Negli ultimi anni la specie umana, che già si torceva nel delirio di cento febbri, è impazzita. Tutto il mondo rintrona del fragore di macerie che rovinano; le colonne sono interrate nel pattume; e le stesse montagne precipitano dalle cime valanghe di pietrisco perché tutta la terra diventi un maligno piano eguale. Anche gli uomini ch'eran rimasti intatti nella pace dell'ignoranza li hanno strappati a forza dalle sodaglie pastorali per rammontarli nel mescolamento rabbioso delle città a inzafardarsi e patire.

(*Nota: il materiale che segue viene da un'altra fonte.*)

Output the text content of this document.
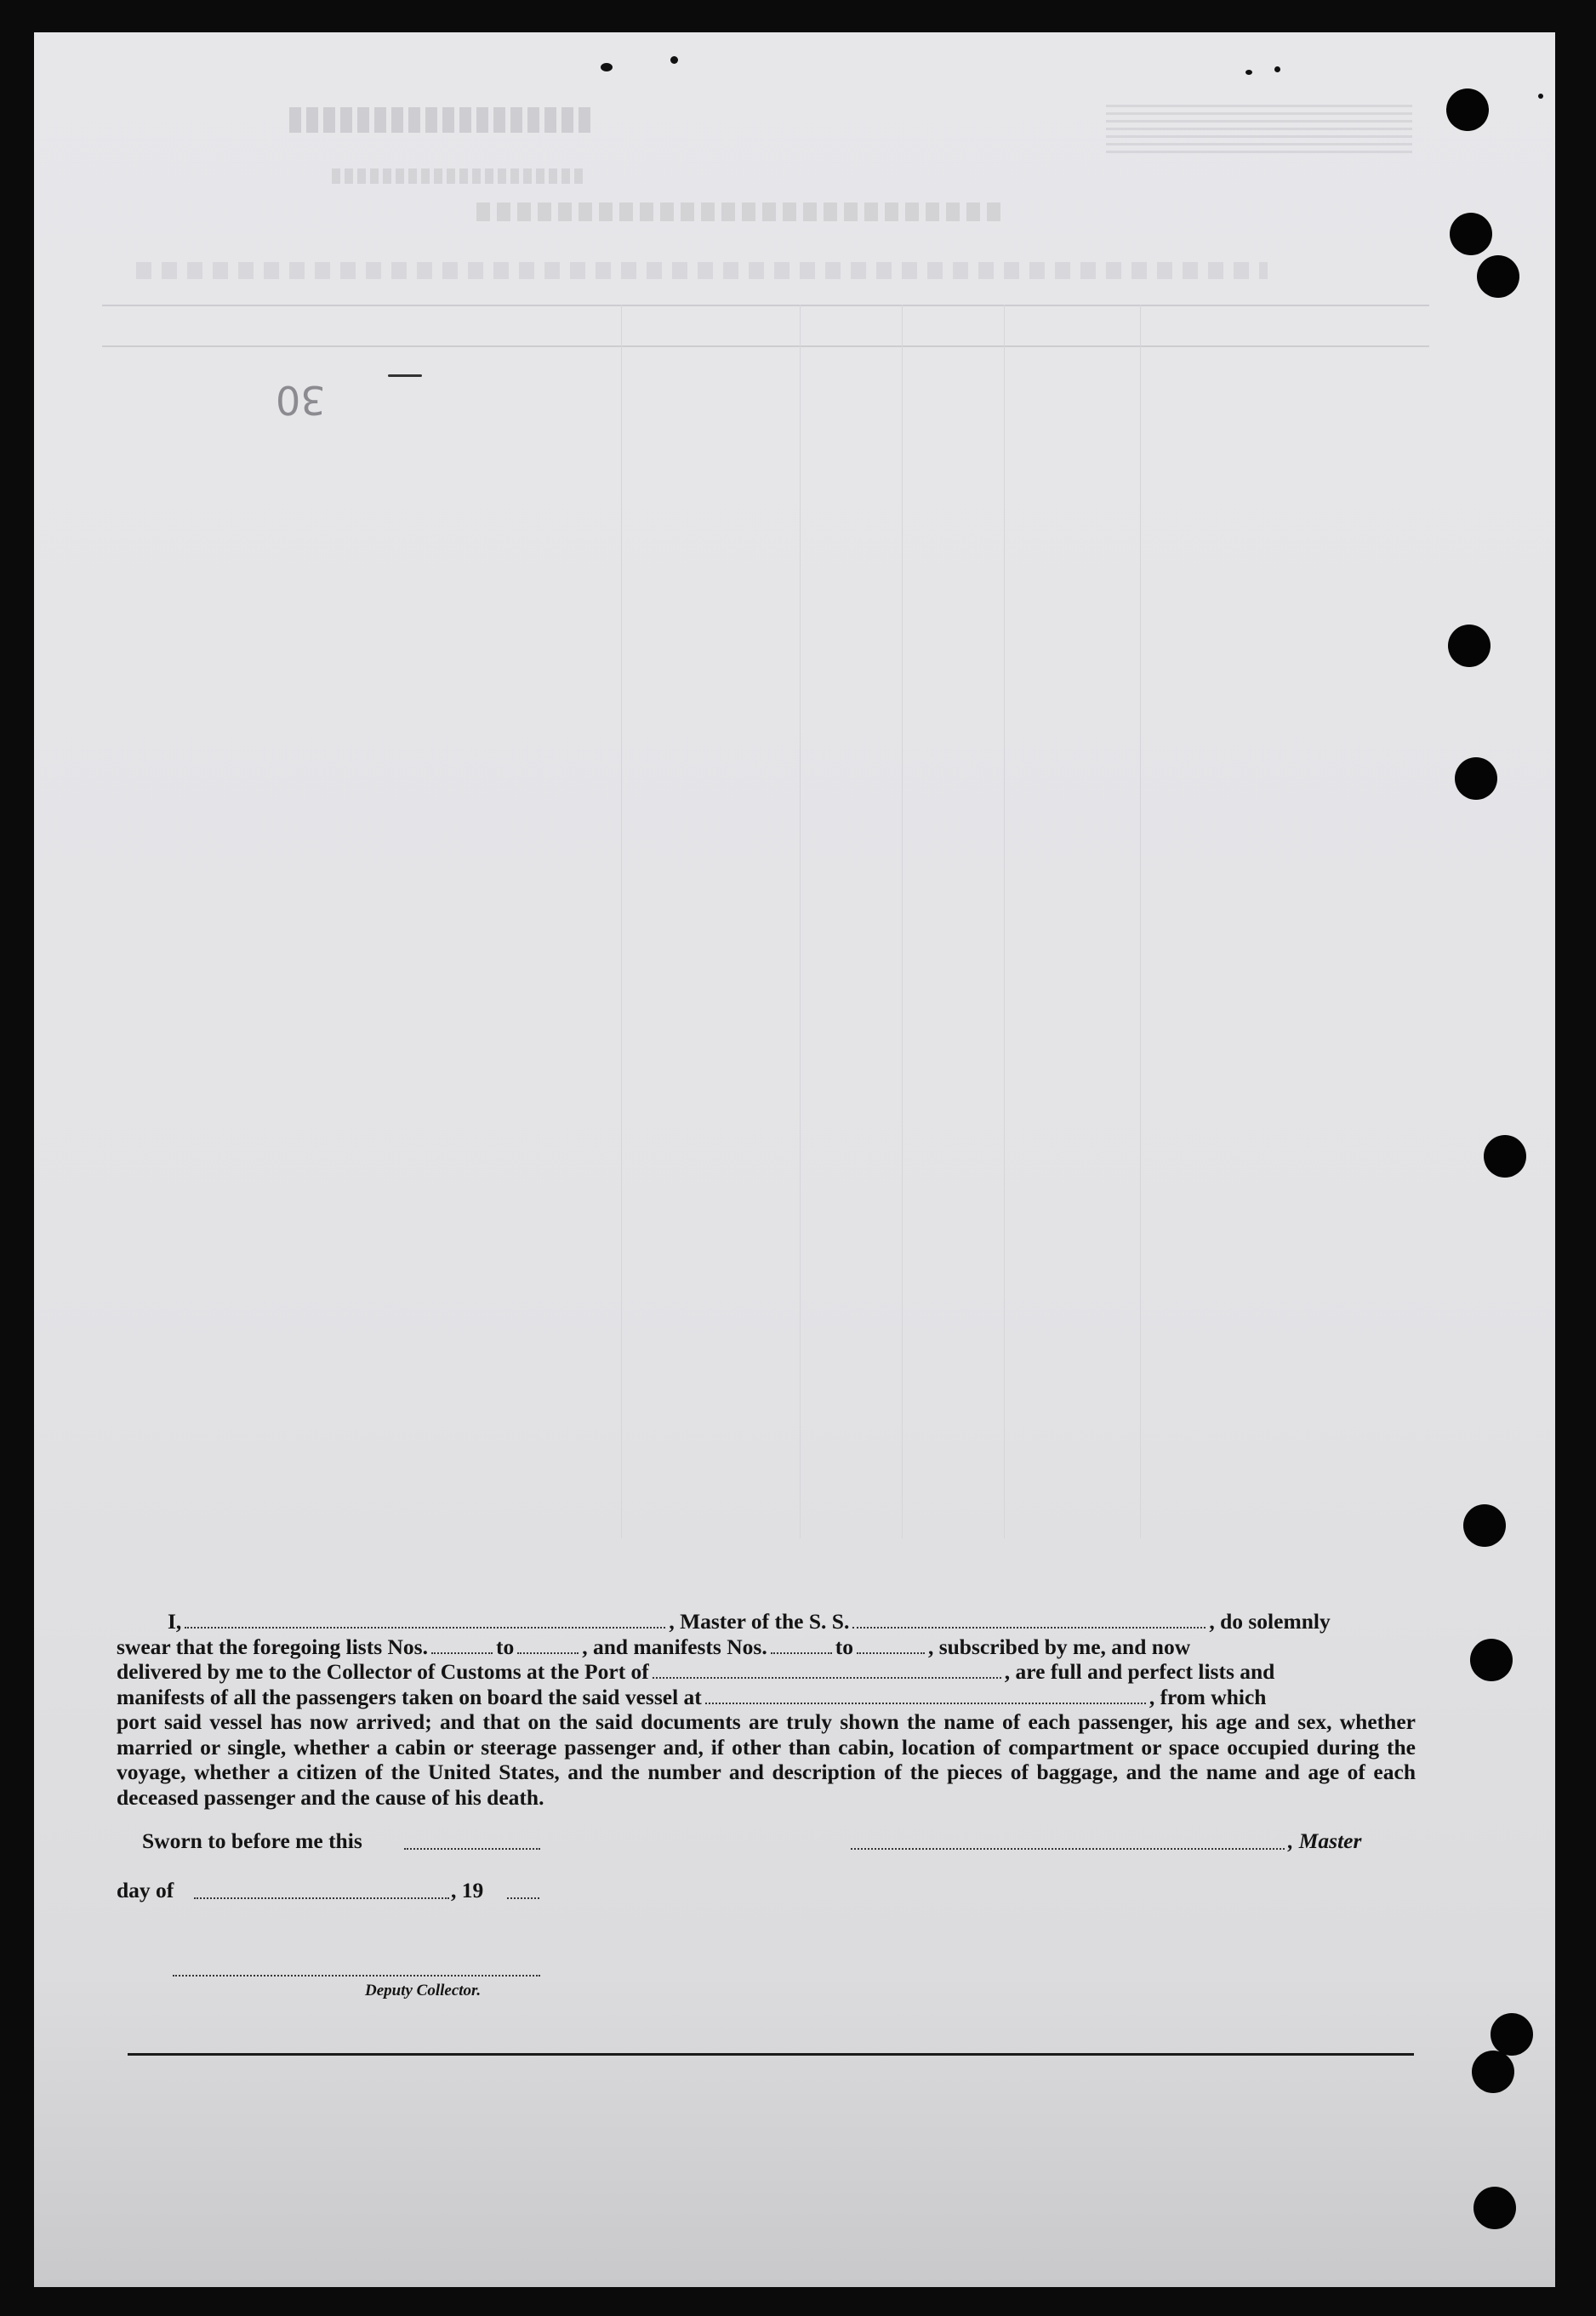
30

I,	, Master of the S. S.	, do solemnly

swear that the foregoing lists Nos.	to	, and manifests Nos.	to	, subscribed by me, and now

delivered by me to the Collector of Customs at the Port of	, are full and perfect lists and

manifests of all the passengers taken on board the said vessel at	, from which

port said vessel has now arrived; and that on the said documents are truly shown the name of each passenger, his age and sex, whether married or single, whether a cabin or steerage passenger and, if other than cabin, location of compartment or space occupied during the voyage, whether a citizen of the United States, and the number and description of the pieces of baggage, and the name and age of each deceased passenger and the cause of his death.

Sworn to before me this	, Master
day of	, 19
Deputy Collector.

Dappertutto un caos in sommovimento, un subbuglio senza speranza, un brulicame che appuzza l'aria afosa, una irrequietudine scontenta di tutto e della propria scontentezza. Gli uomini, nell'ebrietà sinistra di tutti i veleni, consuman se stessi per bramosia di fiaccare i loro fratelli di pena, e, pur di uscire da questa passione senza gloria, cercano, in tutte le maniere, la morte. Le droghe estatiche e afrodisiache, le voluttà che struggono e non saziano, l'alcool, i giuochi, le armi, prelevano ogni giorno a migliaia i sopravvissuti alle decimazioni obbligatorie.
Il mondo, per quattr'anni interi, s'è imbrattato di sangue per decidere chi doveva aver l'aiola più grande e il più grosso marsupio. I servitori di Mammona hanno cacciato Calibano in opposte interminabili fosse per diventare più ricchi e impoverire i nemici. Ma questa spaventevole esperienza non ha giovato a nessuno. Più poveri tutti di prima, più affamati di prima, ogni gente è tornata ai piedi di fango del Dio Negozio a sacrificargli la pace propria e la vita altrui. Il divino Affare e la santa Moneta occupano, ancora più che nel passato, gli uomini invasati. Chi ha poco vuol molto; chi ha molto vuol più; chi ha ottenuto il più vuol tutto. Avvezzati allo sperpero degli anni divoratori, i sobri son diventati ghiotti, i rassegnati son fatti avidi, gli onesti si son dati al ladroneccio, i più casti al mercimonio. Sotto il nome di commercio si pratica l'usura e l'appropriazione; sotto l'insegna della grande industria la pirateria di pochi a danno di molti. I barattieri e i malversatori hanno in custodia il denaro pubblico e la concussione fa parte della regola di tutte le oligarchie. I ladri, rimasti soli ad osservare la giustizia, non risparmiano, nell'universale ruberia, neppure i ladri. L 'ostentazione dei ricchi ha chiodato nella testa di tutti che altro non conta, sulla terra finalmente liberata dal cielo, che l'oro e quel che si può comprare e sciupare coll'oro.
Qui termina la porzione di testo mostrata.